The Kerala High Court clarifies that:

  • These cases turn mainly on facts (no clear proof of possession) or on “ganja”/quantity issues, and
  • They do not alter the basic statutory position that any plant of the genus Cannabis is a “cannabis plant” and that cultivating such a plant is independently punishable.

Thus, Jatin consolidates earlier jurisprudence while sharpening the statutory interpretation.

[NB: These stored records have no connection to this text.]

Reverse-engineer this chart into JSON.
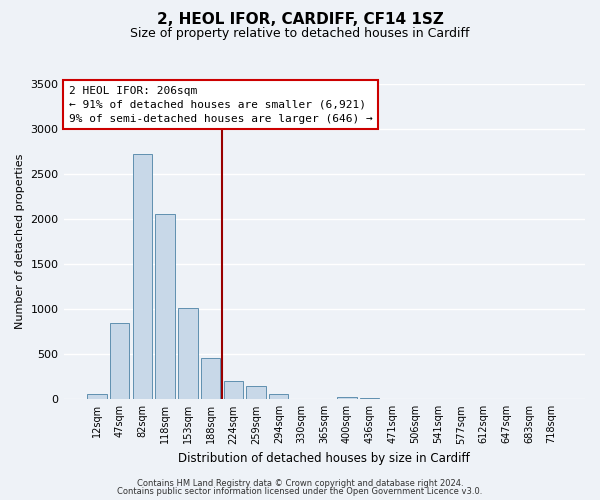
{
  "title": "2, HEOL IFOR, CARDIFF, CF14 1SZ",
  "subtitle": "Size of property relative to detached houses in Cardiff",
  "xlabel": "Distribution of detached houses by size in Cardiff",
  "ylabel": "Number of detached properties",
  "bar_labels": [
    "12sqm",
    "47sqm",
    "82sqm",
    "118sqm",
    "153sqm",
    "188sqm",
    "224sqm",
    "259sqm",
    "294sqm",
    "330sqm",
    "365sqm",
    "400sqm",
    "436sqm",
    "471sqm",
    "506sqm",
    "541sqm",
    "577sqm",
    "612sqm",
    "647sqm",
    "683sqm",
    "718sqm"
  ],
  "bar_values": [
    55,
    850,
    2720,
    2060,
    1010,
    460,
    200,
    150,
    55,
    0,
    0,
    30,
    20,
    0,
    0,
    0,
    0,
    0,
    0,
    0,
    0
  ],
  "bar_color": "#c8d8e8",
  "bar_edgecolor": "#6090b0",
  "ylim": [
    0,
    3500
  ],
  "yticks": [
    0,
    500,
    1000,
    1500,
    2000,
    2500,
    3000,
    3500
  ],
  "vline_x": 5.5,
  "vline_color": "#990000",
  "annotation_title": "2 HEOL IFOR: 206sqm",
  "annotation_line1": "← 91% of detached houses are smaller (6,921)",
  "annotation_line2": "9% of semi-detached houses are larger (646) →",
  "footer_line1": "Contains HM Land Registry data © Crown copyright and database right 2024.",
  "footer_line2": "Contains public sector information licensed under the Open Government Licence v3.0.",
  "bg_color": "#eef2f7",
  "plot_bg_color": "#eef2f7",
  "grid_color": "#ffffff"
}
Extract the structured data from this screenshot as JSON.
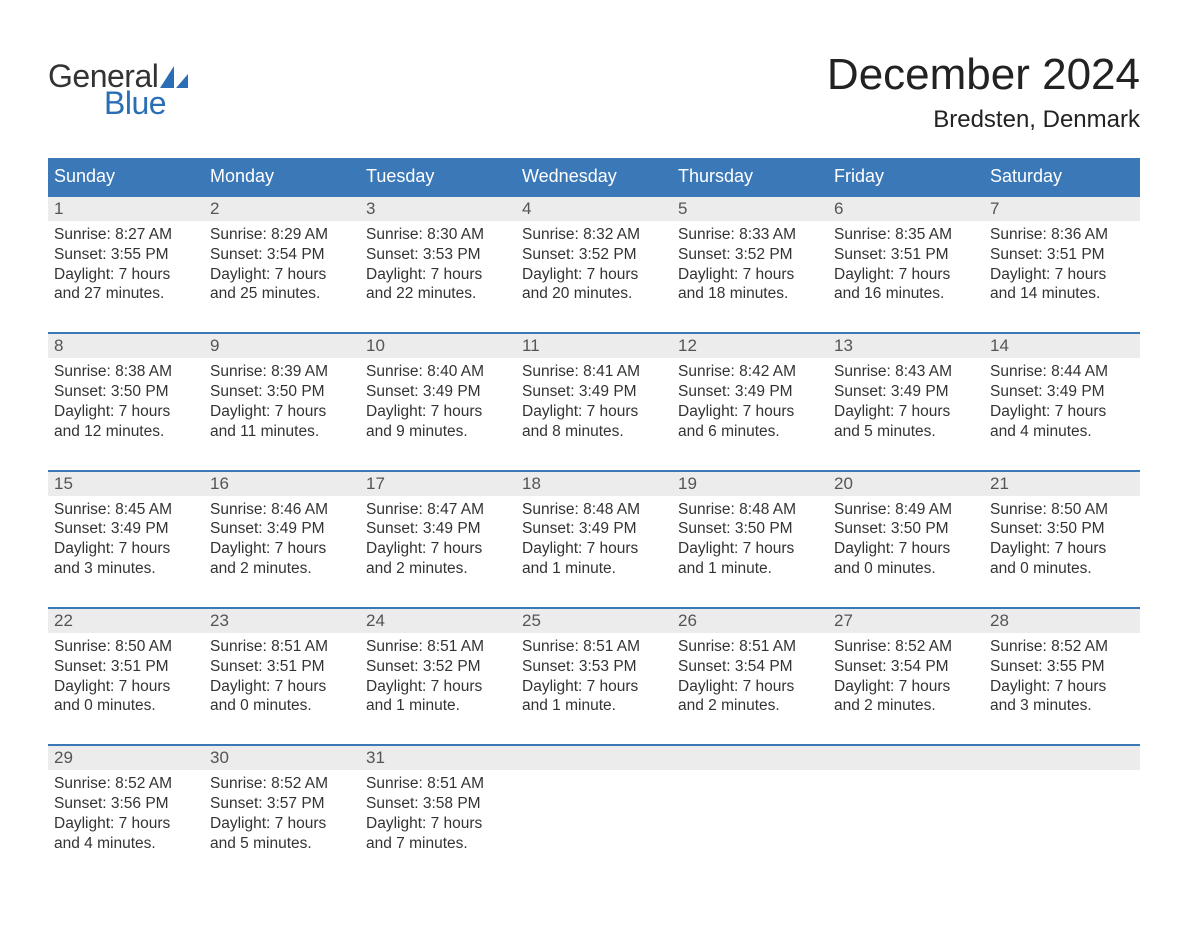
{
  "brand": {
    "word1": "General",
    "word2": "Blue",
    "word1_color": "#333333",
    "word2_color": "#2a6fb5",
    "sail_color": "#2a6fb5"
  },
  "header": {
    "month_title": "December 2024",
    "location": "Bredsten, Denmark"
  },
  "style": {
    "header_bg": "#3b78b8",
    "header_text": "#ffffff",
    "daynum_bg": "#ececec",
    "daynum_color": "#555555",
    "body_text": "#333333",
    "row_border": "#3b78b8",
    "page_bg": "#ffffff",
    "title_fontsize": 44,
    "location_fontsize": 24,
    "weekday_fontsize": 18,
    "cell_fontsize": 15.5
  },
  "weekdays": [
    "Sunday",
    "Monday",
    "Tuesday",
    "Wednesday",
    "Thursday",
    "Friday",
    "Saturday"
  ],
  "weeks": [
    [
      {
        "day": "1",
        "sunrise": "Sunrise: 8:27 AM",
        "sunset": "Sunset: 3:55 PM",
        "d1": "Daylight: 7 hours",
        "d2": "and 27 minutes."
      },
      {
        "day": "2",
        "sunrise": "Sunrise: 8:29 AM",
        "sunset": "Sunset: 3:54 PM",
        "d1": "Daylight: 7 hours",
        "d2": "and 25 minutes."
      },
      {
        "day": "3",
        "sunrise": "Sunrise: 8:30 AM",
        "sunset": "Sunset: 3:53 PM",
        "d1": "Daylight: 7 hours",
        "d2": "and 22 minutes."
      },
      {
        "day": "4",
        "sunrise": "Sunrise: 8:32 AM",
        "sunset": "Sunset: 3:52 PM",
        "d1": "Daylight: 7 hours",
        "d2": "and 20 minutes."
      },
      {
        "day": "5",
        "sunrise": "Sunrise: 8:33 AM",
        "sunset": "Sunset: 3:52 PM",
        "d1": "Daylight: 7 hours",
        "d2": "and 18 minutes."
      },
      {
        "day": "6",
        "sunrise": "Sunrise: 8:35 AM",
        "sunset": "Sunset: 3:51 PM",
        "d1": "Daylight: 7 hours",
        "d2": "and 16 minutes."
      },
      {
        "day": "7",
        "sunrise": "Sunrise: 8:36 AM",
        "sunset": "Sunset: 3:51 PM",
        "d1": "Daylight: 7 hours",
        "d2": "and 14 minutes."
      }
    ],
    [
      {
        "day": "8",
        "sunrise": "Sunrise: 8:38 AM",
        "sunset": "Sunset: 3:50 PM",
        "d1": "Daylight: 7 hours",
        "d2": "and 12 minutes."
      },
      {
        "day": "9",
        "sunrise": "Sunrise: 8:39 AM",
        "sunset": "Sunset: 3:50 PM",
        "d1": "Daylight: 7 hours",
        "d2": "and 11 minutes."
      },
      {
        "day": "10",
        "sunrise": "Sunrise: 8:40 AM",
        "sunset": "Sunset: 3:49 PM",
        "d1": "Daylight: 7 hours",
        "d2": "and 9 minutes."
      },
      {
        "day": "11",
        "sunrise": "Sunrise: 8:41 AM",
        "sunset": "Sunset: 3:49 PM",
        "d1": "Daylight: 7 hours",
        "d2": "and 8 minutes."
      },
      {
        "day": "12",
        "sunrise": "Sunrise: 8:42 AM",
        "sunset": "Sunset: 3:49 PM",
        "d1": "Daylight: 7 hours",
        "d2": "and 6 minutes."
      },
      {
        "day": "13",
        "sunrise": "Sunrise: 8:43 AM",
        "sunset": "Sunset: 3:49 PM",
        "d1": "Daylight: 7 hours",
        "d2": "and 5 minutes."
      },
      {
        "day": "14",
        "sunrise": "Sunrise: 8:44 AM",
        "sunset": "Sunset: 3:49 PM",
        "d1": "Daylight: 7 hours",
        "d2": "and 4 minutes."
      }
    ],
    [
      {
        "day": "15",
        "sunrise": "Sunrise: 8:45 AM",
        "sunset": "Sunset: 3:49 PM",
        "d1": "Daylight: 7 hours",
        "d2": "and 3 minutes."
      },
      {
        "day": "16",
        "sunrise": "Sunrise: 8:46 AM",
        "sunset": "Sunset: 3:49 PM",
        "d1": "Daylight: 7 hours",
        "d2": "and 2 minutes."
      },
      {
        "day": "17",
        "sunrise": "Sunrise: 8:47 AM",
        "sunset": "Sunset: 3:49 PM",
        "d1": "Daylight: 7 hours",
        "d2": "and 2 minutes."
      },
      {
        "day": "18",
        "sunrise": "Sunrise: 8:48 AM",
        "sunset": "Sunset: 3:49 PM",
        "d1": "Daylight: 7 hours",
        "d2": "and 1 minute."
      },
      {
        "day": "19",
        "sunrise": "Sunrise: 8:48 AM",
        "sunset": "Sunset: 3:50 PM",
        "d1": "Daylight: 7 hours",
        "d2": "and 1 minute."
      },
      {
        "day": "20",
        "sunrise": "Sunrise: 8:49 AM",
        "sunset": "Sunset: 3:50 PM",
        "d1": "Daylight: 7 hours",
        "d2": "and 0 minutes."
      },
      {
        "day": "21",
        "sunrise": "Sunrise: 8:50 AM",
        "sunset": "Sunset: 3:50 PM",
        "d1": "Daylight: 7 hours",
        "d2": "and 0 minutes."
      }
    ],
    [
      {
        "day": "22",
        "sunrise": "Sunrise: 8:50 AM",
        "sunset": "Sunset: 3:51 PM",
        "d1": "Daylight: 7 hours",
        "d2": "and 0 minutes."
      },
      {
        "day": "23",
        "sunrise": "Sunrise: 8:51 AM",
        "sunset": "Sunset: 3:51 PM",
        "d1": "Daylight: 7 hours",
        "d2": "and 0 minutes."
      },
      {
        "day": "24",
        "sunrise": "Sunrise: 8:51 AM",
        "sunset": "Sunset: 3:52 PM",
        "d1": "Daylight: 7 hours",
        "d2": "and 1 minute."
      },
      {
        "day": "25",
        "sunrise": "Sunrise: 8:51 AM",
        "sunset": "Sunset: 3:53 PM",
        "d1": "Daylight: 7 hours",
        "d2": "and 1 minute."
      },
      {
        "day": "26",
        "sunrise": "Sunrise: 8:51 AM",
        "sunset": "Sunset: 3:54 PM",
        "d1": "Daylight: 7 hours",
        "d2": "and 2 minutes."
      },
      {
        "day": "27",
        "sunrise": "Sunrise: 8:52 AM",
        "sunset": "Sunset: 3:54 PM",
        "d1": "Daylight: 7 hours",
        "d2": "and 2 minutes."
      },
      {
        "day": "28",
        "sunrise": "Sunrise: 8:52 AM",
        "sunset": "Sunset: 3:55 PM",
        "d1": "Daylight: 7 hours",
        "d2": "and 3 minutes."
      }
    ],
    [
      {
        "day": "29",
        "sunrise": "Sunrise: 8:52 AM",
        "sunset": "Sunset: 3:56 PM",
        "d1": "Daylight: 7 hours",
        "d2": "and 4 minutes."
      },
      {
        "day": "30",
        "sunrise": "Sunrise: 8:52 AM",
        "sunset": "Sunset: 3:57 PM",
        "d1": "Daylight: 7 hours",
        "d2": "and 5 minutes."
      },
      {
        "day": "31",
        "sunrise": "Sunrise: 8:51 AM",
        "sunset": "Sunset: 3:58 PM",
        "d1": "Daylight: 7 hours",
        "d2": "and 7 minutes."
      },
      null,
      null,
      null,
      null
    ]
  ]
}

7. Practical legal takeaways on cannabis status in India

Putting the statute, commentary, and Jatin together, the current legal position can be summarised as follows:

  1. Growing any cannabis plant is illegal (without licence)
    • Even a few plants in pots on your terrace or balcony fall under “cultivation of cannabis plant” and are punishable under Section 20(a)(i) NDPS.
    • The plant need not have flowers; it is enough that it is a plant of the genus Cannabis.
  2. Bhang is not the same as ganja or charas
    • NDPS criminalises resin and flowering tops, not leaves and seeds alone.
    • That is why bhang (leaf-based preparation) can be allowed by states under their own laws.
  3. Legality of bhang is state-specific
    • Some states license bhang shops; others restrict or prohibit it. Before dealing in bhang commercially, one must examine the relevant state excise laws and notifications.
  4. For possession cases, “ganja” still requires flowering tops
    • Courts have previously held that leaves and stems alone are not “ganja”, which is consistent with the statutory definition.
    • In Jatin, the Court leaves this aspect to be decided at trial on evidence, but it separates that question from the cultivation offence.
  5. High Courts will rarely quash NDPS cultivation cases at the threshold
    • If the complaint, on its face, shows that the accused was consciously growing cannabis plants, courts are reluctant to use Section 528 BNSS / 482 CrPC to quash proceedings.
  6. Narrow exceptions exist under Section 14 NDPS
    • The Central or State Government can permit cannabis cultivation for industrial fibre, seeds, or medical research. States like Uttarakhand, UP, Himachal Pradesh and MP have permitted industrial hemp under this window, and institutions like CSIR have licences for medical research.
    Outside these licensed frameworks, personal cultivation remains illegal.

8. Conclusion: Clear statutory text, stricter judicial reading

The NDPS Act already gave a strict framework. What Kerala High Court’s 2025 judgment in Jatin v. State of Kerala does is:

  • Reaffirm that “cannabis plant” is a broad category – any plant of the genus Cannabis, irrespective of stage of growth.
  • Confirm that cultivation is medium-neutral – it does not matter if the plant is in a pot, backyard, farm or terrace.
  • Separate cultivation offences from ganja possession offences, making it harder for accused persons to rely on technical arguments about flowering tops at the quashing stage.

For lawyers, policy researchers and law students, Jatin is now a leading authority on:

(a) the meaning of “cannabis plant” in Section 2(iv);
(b) the scope of “cultivate” in Sections 8(b) and 20(a); and
(c) the approach to be taken when considering quashing of NDPS cultivation cases under Section 528 BNSS / 482 CrPC.

In short, Indian law is very clear and very strict:

  • Bhang (leaves/seeds) may be sold only under state licence,
  • but any cultivation of a cannabis plant – even one sapling in a flower pot – is an NDPS offence.

Jatin v. State of Kerala cements this position and is now a vital reference for future position on the matter.